- Device on display

= Bund Blasting Device =

Military equipment

The DRDO Bund Blasting Device (BBD) is a portable embankment blasting device that was developed by the Terminal Ballistics Research Laboratory (TBRL) of the Defence Research and Development Organisation (DRDO) in India. The device is designed for the controlled demolition of bunds or earthen embankments.

== Design ==
The Bund Blasting Device consists of a hollow charge initiation device and a main high-explosive (HE) filled projectile that is attached to a rocket motor. The hollow charge creates a pilot hole in the embankment, and the HE-filled projectile enters the hole and detonates, creating a large crater that lowers the height of the embankment.

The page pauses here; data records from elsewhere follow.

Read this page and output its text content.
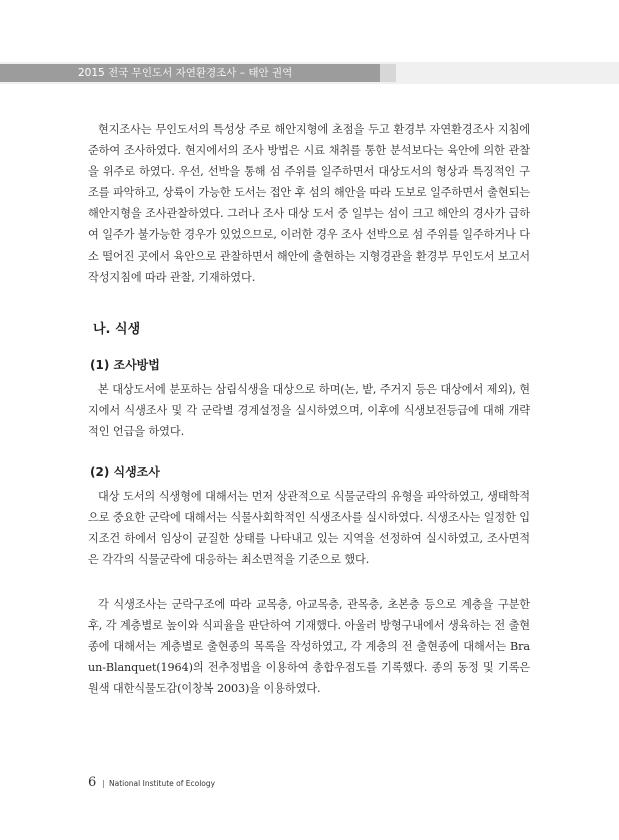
2015 전국 무인도서 자연환경조사 – 태안 권역

현지조사는 무인도서의 특성상 주로 해안지형에 초점을 두고 환경부 자연환경조사 지침에 준하여 조사하였다. 현지에서의 조사 방법은 시료 채취를 통한 분석보다는 육안에 의한 관찰을 위주로 하였다. 우선, 선박을 통해 섬 주위를 일주하면서 대상도서의 형상과 특징적인 구조를 파악하고, 상륙이 가능한 도서는 접안 후 섬의 해안을 따라 도보로 일주하면서 출현되는 해안지형을 조사관찰하였다. 그러나 조사 대상 도서 중 일부는 섬이 크고 해안의 경사가 급하여 일주가 불가능한 경우가 있었으므로, 이러한 경우 조사 선박으로 섬 주위를 일주하거나 다소 떨어진 곳에서 육안으로 관찰하면서 해안에 출현하는 지형경관을 환경부 무인도서 보고서 작성지침에 따라 관찰, 기재하였다.

나. 식생
(1) 조사방법

본 대상도서에 분포하는 삼림식생을 대상으로 하며(논, 밭, 주거지 등은 대상에서 제외), 현지에서 식생조사 및 각 군락별 경계설정을 실시하였으며, 이후에 식생보전등급에 대해 개략적인 언급을 하였다.

(2) 식생조사

대상 도서의 식생형에 대해서는 먼저 상관적으로 식물군락의 유형을 파악하였고, 생태학적으로 중요한 군락에 대해서는 식물사회학적인 식생조사를 실시하였다. 식생조사는 일정한 입지조건 하에서 임상이 균질한 상태를 나타내고 있는 지역을 선정하여 실시하였고, 조사면적은 각각의 식물군락에 대응하는 최소면적을 기준으로 했다.

각 식생조사는 군락구조에 따라 교목층, 아교목층, 관목층, 초본층 등으로 계층을 구분한 후, 각 계층별로 높이와 식피율을 판단하여 기재했다. 아울러 방형구내에서 생육하는 전 출현종에 대해서는 계층별로 출현종의 목록을 작성하였고, 각 계층의 전 출현종에 대해서는 Braun-Blanquet(1964)의 전추정법을 이용하여 총합우점도를 기록했다. 종의 동정 및 기록은 원색 대한식물도감(이창복 2003)을 이용하였다.

6 | National Institute of Ecology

== Testing and Development ==
In August 2014, the DRDO completed user-assisted technical trials of the Bund Blasting Device Mk.II. The tests were conducted by the Army's 120 Engineering Regiment at the Ramgarh range, and the new version of the device was found to be twice as effective as the Mk.I version, requiring only half the number of devices to achieve the same result. Before the Bund Blasting Device Mk.II can be deemed operational and handed over to military forces and production agencies, additional tests are scheduled to be conducted.

== Use ==
The Bund Blasting Device is expected to be used by the Indian military for the controlled demolition of bunds and earthen embankments.